Arka arkaya haberler, farklı kaynaklardan biriktiriyorum bir süredir. Fransa’da bir yaşlı bakımevindeki test ihmalinin onlarca kişinin hayatına mal olduğu yazıldı Euronews’te. İngiltere’de de benzer bir skandal gündeme gelmişti: The Guardian gazetesi, virüsten en fazla etkilenen kesimin yaşlılar olduğunun bilinmesine rağmen gerekli tedbirlerin alınmamasını eleştiriyordu. Gerekçe, yaşlı bakımevlerindeki ölümler ve virüsün bu evlerdeki hızlı yayılımıydı. Yine gazetenin 9 Nisan tarihli haberine göre, yaşlı bakımevlerinde hayatını kaybeden yüzlerce kişi henüz ölüm istatistiklerine eklenmemişti. ABD’de Teksas vali yardımcısı, ekonomiyi düze çıkarmak için yaşlıların ölmeye hazır olduğunu belirtiyordu. Kanada’da ise Quebec bölgesindeki yaşlı bakımevindeki ölümlerin ihmalle ilgili olduğu suçlamaları basına yansıyordu.
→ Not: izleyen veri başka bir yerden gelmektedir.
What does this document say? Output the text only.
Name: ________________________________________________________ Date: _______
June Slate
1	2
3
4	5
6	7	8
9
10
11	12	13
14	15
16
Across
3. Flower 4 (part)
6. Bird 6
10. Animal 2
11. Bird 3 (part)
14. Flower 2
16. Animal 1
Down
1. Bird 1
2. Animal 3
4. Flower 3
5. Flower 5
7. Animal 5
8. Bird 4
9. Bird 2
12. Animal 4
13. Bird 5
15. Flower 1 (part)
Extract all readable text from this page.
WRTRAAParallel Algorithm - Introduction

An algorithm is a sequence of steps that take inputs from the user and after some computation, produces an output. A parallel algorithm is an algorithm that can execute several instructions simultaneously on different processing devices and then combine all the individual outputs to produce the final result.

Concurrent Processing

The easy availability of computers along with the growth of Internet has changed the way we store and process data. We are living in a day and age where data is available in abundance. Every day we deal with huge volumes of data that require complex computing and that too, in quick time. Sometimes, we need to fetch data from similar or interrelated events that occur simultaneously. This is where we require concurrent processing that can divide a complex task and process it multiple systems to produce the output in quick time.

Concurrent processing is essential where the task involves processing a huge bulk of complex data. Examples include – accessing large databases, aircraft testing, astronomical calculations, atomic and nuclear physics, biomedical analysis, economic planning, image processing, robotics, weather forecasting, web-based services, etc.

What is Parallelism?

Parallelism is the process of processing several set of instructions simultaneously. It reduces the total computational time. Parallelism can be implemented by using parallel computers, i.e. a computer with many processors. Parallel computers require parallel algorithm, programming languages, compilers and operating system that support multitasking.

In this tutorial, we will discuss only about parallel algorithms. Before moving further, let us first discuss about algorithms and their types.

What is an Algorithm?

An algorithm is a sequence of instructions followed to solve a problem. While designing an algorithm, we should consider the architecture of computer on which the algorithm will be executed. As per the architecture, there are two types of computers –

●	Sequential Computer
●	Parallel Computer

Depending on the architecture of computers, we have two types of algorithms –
BBC Türkçe’nin haberine göreyse Belçika’da virüs bağlantılı kayıpların yüzde 48’ini huzurevi kaynaklı ölümler oluşturuyordu. Yine ABD’nin Alabama eyaletinde, engellilere dönük solunum cihazı temininde ayrımcılık yapıldığı iddiası gündeme geliyordu. 

Bakıma muhtaç durumdaki yaşlılarla sınırlı mı? Geçen yazıda da belirtmiştim. ABD’de özellikle nüfus yoğunluğuna göre virüse yakalananlar içinde asıl ağırlık siyahilerde ve Latin Amerika kökenlilerde. Gerekçesi belli: Yoksulluk, sıkışık mekânlarda kalabalık yaşam, çalışma zorunluluğu. Yani ekonomik zorunluluklar. Bu kesimler içinde virüsün yayılımını durdurabilecek gerekli kaynakların yaratılmaması, tedbirlerin alınmaması örtülü ya da açık bir “feda edilebilenler” anlayışının uzantısı değil mi?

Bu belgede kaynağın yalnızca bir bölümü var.